Kabar baiknya, produksi kilang domestik dan Pertamina naik sehingga impor LPG bisa ditekan. “LPG produksi dalam negeri juga ada peningkatan baik dari kilang Pertamina maupun kilang lain di domestik sehingga kita bisa sedikit mengurangi yang seharusnya diimpor,” katanya dalam Rapat Dengar Pendapat dengan Komisi VII DPR RI, Selasa (9/2/2021).
Merujuk data Pertamina, sepanjang 2020, produksi LPG dari kilang dalam negeri baru 930.234 MT. Pada 2021 ini, Pertamina memproyeksikan produksi LPG dapat digenjot menjadi 995.814 MT.
Direktur Pertamina Trading dan Komersialisasi, Mas’ud Khamid mengungkapkan, peningkatan laju penjualan LPG subsidi 3 kg dalam lima tahun terakhir sejalan dengan tingkat laju pertumbuhan majemuk tahunan atau compound annual growth rate (CAGR) sebesar 5,3 persen.
Mas’ud mengatakan, terdapat sejumlah faktor yang terus mendorong pertumbuhan konsumsi LPG bersubsidi setiap tahunnya. Pertama, hal tersebut disebabkan oleh pelaksanaan program konversi BBM kepada LPG.
Setiap tahun Pertamina mendistribusikan converter kit kepada nelayan dan petani untuk dapat beralih ke LPG. Dengan jumlah paket yang diberikan mencapai 25.000 hingga 35.000 paket tiap tahunnya, hal ini ditengarai juga menjadi salah satu faktor pendorong peningkatan konsumsi.
Kedua, Masud mengungkapkan, sejak 2007 saat awal program konversi minyak tanah ke LPG dilakukan hingga tahun 2020 belum ada perubahan harga LPG subsidi 3 kg. Hal ini kemudian berdampak pada gap antara LPG subsidi dan LPG non subsidi sebesar Rp 5.368 per kg. Padahal, Mas’ud mengungkapkan tren CP Aramco terus mengalami fluktuasi pergerakan harga.
Terakhir, yang tidak kalah penting, tidak adanya kriteria penerima LPG subsidi yang jelas dalam regulasi membuat penyaluran tabung melon ini terus meningkat dan rentan tidak tepat sasaran.

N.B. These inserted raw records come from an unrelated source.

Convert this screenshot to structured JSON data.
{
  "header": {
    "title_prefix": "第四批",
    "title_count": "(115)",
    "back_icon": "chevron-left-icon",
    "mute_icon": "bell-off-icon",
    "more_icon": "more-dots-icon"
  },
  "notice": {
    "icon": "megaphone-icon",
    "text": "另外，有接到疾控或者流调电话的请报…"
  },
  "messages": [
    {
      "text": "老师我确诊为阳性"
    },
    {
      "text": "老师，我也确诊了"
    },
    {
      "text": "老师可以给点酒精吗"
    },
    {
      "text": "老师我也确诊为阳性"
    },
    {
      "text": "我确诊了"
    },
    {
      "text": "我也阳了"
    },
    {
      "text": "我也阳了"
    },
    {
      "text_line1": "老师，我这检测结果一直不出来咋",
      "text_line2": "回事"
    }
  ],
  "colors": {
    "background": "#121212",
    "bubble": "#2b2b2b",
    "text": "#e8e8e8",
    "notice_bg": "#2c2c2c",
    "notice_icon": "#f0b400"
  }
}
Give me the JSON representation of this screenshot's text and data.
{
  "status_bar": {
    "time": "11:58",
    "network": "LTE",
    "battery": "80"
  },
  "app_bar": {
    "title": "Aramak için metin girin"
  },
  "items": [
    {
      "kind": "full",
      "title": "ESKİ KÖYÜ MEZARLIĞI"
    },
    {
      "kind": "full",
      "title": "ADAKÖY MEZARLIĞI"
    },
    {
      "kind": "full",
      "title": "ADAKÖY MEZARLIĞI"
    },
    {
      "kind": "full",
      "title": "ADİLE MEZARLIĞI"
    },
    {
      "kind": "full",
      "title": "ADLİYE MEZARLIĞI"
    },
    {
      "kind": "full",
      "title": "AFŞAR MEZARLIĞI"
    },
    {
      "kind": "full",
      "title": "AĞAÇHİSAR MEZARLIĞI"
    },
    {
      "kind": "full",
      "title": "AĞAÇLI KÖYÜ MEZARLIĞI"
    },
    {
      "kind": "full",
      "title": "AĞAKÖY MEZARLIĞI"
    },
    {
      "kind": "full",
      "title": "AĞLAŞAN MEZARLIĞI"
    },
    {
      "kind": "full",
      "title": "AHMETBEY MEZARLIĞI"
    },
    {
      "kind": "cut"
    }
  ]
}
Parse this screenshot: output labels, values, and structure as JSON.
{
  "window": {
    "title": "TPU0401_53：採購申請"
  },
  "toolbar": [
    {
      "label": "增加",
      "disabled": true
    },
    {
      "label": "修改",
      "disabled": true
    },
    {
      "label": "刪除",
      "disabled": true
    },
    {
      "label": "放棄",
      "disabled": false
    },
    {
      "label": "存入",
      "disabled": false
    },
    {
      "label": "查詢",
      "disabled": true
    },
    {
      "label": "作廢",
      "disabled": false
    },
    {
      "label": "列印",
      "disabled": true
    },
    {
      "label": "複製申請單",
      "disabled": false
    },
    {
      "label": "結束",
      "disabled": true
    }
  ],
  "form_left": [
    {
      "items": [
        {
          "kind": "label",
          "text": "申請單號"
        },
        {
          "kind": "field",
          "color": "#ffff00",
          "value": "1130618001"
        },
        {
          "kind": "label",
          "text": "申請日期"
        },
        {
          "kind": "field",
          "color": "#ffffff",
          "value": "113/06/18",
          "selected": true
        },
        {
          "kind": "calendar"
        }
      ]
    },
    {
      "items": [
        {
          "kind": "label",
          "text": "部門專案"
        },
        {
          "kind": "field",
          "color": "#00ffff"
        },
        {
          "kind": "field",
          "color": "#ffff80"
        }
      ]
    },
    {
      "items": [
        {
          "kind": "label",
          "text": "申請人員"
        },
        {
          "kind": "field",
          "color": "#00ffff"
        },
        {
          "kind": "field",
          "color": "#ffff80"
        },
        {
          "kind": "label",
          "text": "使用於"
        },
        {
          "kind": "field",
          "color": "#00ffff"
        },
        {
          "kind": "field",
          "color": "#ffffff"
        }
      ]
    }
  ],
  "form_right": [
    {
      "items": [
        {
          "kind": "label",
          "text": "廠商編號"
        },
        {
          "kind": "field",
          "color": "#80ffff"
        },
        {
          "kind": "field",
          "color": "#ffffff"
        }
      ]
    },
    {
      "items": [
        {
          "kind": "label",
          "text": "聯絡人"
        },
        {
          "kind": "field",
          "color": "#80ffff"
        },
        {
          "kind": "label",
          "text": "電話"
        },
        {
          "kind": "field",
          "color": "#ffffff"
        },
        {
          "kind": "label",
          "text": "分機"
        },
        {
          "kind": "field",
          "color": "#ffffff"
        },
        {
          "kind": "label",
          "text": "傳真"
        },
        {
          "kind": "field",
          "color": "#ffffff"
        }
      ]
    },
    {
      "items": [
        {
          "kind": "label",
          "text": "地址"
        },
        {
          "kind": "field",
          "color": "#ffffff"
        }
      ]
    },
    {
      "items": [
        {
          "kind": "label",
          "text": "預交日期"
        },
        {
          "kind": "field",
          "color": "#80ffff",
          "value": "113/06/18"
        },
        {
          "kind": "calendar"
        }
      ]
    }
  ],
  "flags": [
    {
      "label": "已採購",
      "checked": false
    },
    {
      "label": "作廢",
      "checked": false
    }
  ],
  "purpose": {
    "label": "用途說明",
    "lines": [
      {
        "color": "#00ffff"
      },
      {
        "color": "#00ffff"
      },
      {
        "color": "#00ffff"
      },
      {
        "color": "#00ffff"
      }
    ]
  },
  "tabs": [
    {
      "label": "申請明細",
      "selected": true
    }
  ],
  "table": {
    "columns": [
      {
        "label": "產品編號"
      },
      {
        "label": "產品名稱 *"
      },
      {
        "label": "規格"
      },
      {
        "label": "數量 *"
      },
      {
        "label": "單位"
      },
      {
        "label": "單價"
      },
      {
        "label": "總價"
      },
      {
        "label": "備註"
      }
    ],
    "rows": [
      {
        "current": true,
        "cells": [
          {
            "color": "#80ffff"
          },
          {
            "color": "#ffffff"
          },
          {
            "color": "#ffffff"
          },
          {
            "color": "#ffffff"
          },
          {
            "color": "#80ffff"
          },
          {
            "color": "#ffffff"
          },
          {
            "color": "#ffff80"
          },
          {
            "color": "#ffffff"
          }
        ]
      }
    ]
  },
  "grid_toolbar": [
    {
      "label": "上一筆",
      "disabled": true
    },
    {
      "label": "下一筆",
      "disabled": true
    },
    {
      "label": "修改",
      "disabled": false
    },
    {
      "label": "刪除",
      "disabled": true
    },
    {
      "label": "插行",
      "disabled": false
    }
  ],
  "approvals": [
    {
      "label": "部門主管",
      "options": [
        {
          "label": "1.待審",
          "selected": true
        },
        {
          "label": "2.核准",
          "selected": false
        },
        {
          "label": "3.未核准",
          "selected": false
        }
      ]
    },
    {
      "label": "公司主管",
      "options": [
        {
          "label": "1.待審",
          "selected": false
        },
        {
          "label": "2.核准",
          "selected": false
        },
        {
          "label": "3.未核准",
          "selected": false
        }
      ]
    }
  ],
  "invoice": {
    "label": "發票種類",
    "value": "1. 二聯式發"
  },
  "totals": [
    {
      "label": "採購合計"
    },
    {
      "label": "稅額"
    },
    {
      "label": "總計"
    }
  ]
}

“Dari regulasi yang ada selama ini juga belum ada penegasan kriteria konsumen yang berhak mendapatkan LPG 3 kg bersubsidi dan berapa besaran jumlah subsidi yang dapat diterima,” katanya.
Perlu perbaikan skema
Direktur Eksekutif ReforMiner Institute, Komaidi Notonegoro menilai, peningkatan volume konsumsi LPG akibat penambahan wilayah konversi khususnya terkait program converter kit untuk nelayan dan petani merupakan hal yang wajar.
Menurutnya, problem utama dalam peningkatan konsumsi LPG bersubsidi terletak pada skema distribusi yang masih bermasalah. Sampai saat ini, praktik subsidi gas melon yang tidak tepat sasaran masih banyak ditemukan di masyarakat.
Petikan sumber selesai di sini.